İstanbul Bakışlı Adam
İstanbul'u içiyorum 
Bir fincan kahve tadında 
Havada isyan notaları dolaşıyor 
Bulutlarda hüzzam bir beste 
Bakışların geliyor önce aklıma 
Sonra burnuma yosun kokusu 
İstanbul'u demliyorum 
Bakır bir semaverin 
Porselen demliğinde 
Gönlüm sancılı, kalbim yaralı 
İçim acıyor, sesin kaybolalı 
Senli akşamlardan geçip 
Dönüyorum köşeyi 
Şuradaki balıkçı Veli dede değil mi? 
Salmış oltasını denize 
Sessiz sakin 
Sigarasını tüttürmekte 
İstanbul'u seyrediyorum 
Sen gibi akşamlarda 
Karşıda Topkapı Sarayı 
Ağına takılmış da çırpınır Kız Kulesi 
Ağlamaklı 
Uzakta adalar görünüyor, göz kırpar gibi 
Hangisi sen kadar güzel ki 
İstanbul'un sayfalarında geziniyorum 
Eski bir hikayeyi yaşar gibi 
Kabataş'tan geçiyorum sıkıştırarak adımlarımı 
Galata'da balık ekmek 
Martılara simit kırıntıları 
Eminönünde güvercinlere saçıyorum benden kalanları 
Boğazın sularına dalıp gitmek vardı şimdi 
Ya da bir salıncak kurup köprü ayaklarına 
Sallanmak aldırmadan, gelip geçene 
İstanbul bakışlı adam 
Yüreğim sana yaralı 
Sen kokuyor sahili 
Sen açıyor yıldızları 
İstanbul kadar çılgın 
İstanbul kadar gizemli 
Düşlerimde seni dinliyorum 
İstanbul'u ise geceleri 
...27.01.2007

Eylül hanım her zaman gibi döktürmüssünüz kaleminizin hünerini kağıtta buna beyaz kağıt ne yapsın. Saygılarımla
İstanbul büyüklüğü kadar insanlara farklı izler ve farklı duygular bırakır. kimi o geçmişten kalan güzellikleri yaşar duyar ve yazar kimi ayrılıkları kimi de aşkı açlığı soğuğu... edebiyatta çok az şehir vardır şiire tema olan ama istanbul dünyada en çok şiir yazılan şehir.

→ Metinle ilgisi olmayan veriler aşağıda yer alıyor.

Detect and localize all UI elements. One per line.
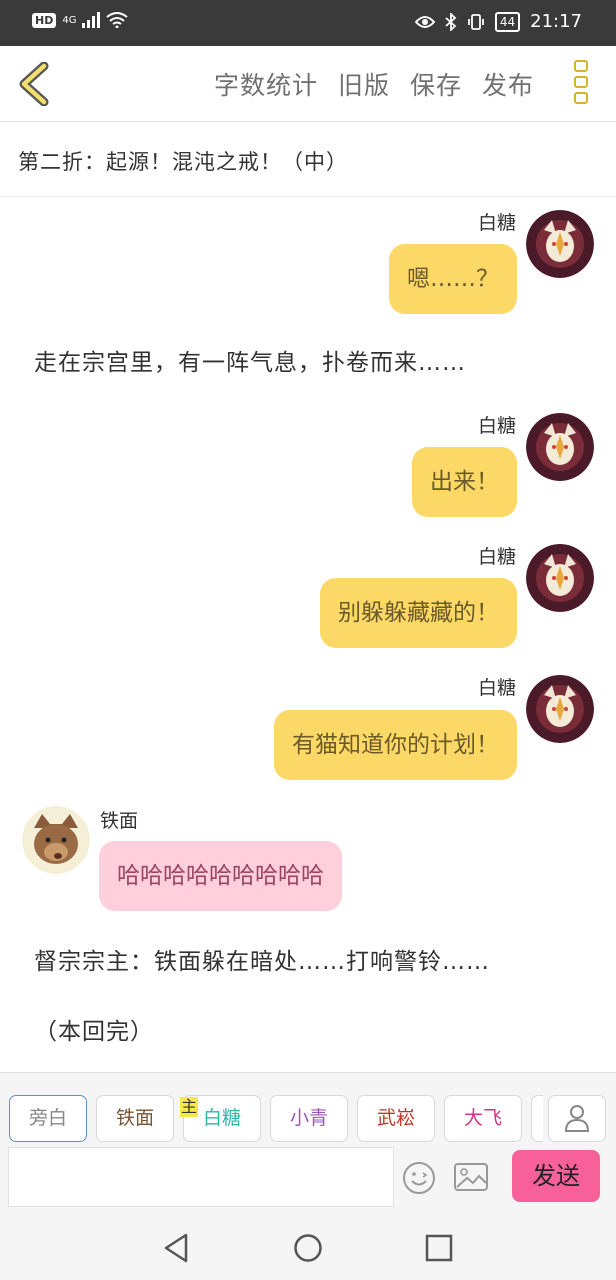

İçimde ayak izlerim şiirimde ben acıyı duydum. 'kalın hisardan bir taş örtü üşümesin diye çekiliyken İstanbul'a satmışım anasını böyle paltonun kış tepelerden sızı yağdırır aklımda sadece sıcak bir yer sevgilim sen mesela' ... Şair o doğa ve kültürel güzellikler dalmış ve istanbul kadar istanbul'u istan bul yapan insana yazmış şiirini; ama geride kalan unutulmaz tatlarla renklenmiş şiiri. Böylece İstanbul bir şiir daha eklemiş şiir hanesine tebrikler Eylül hanım.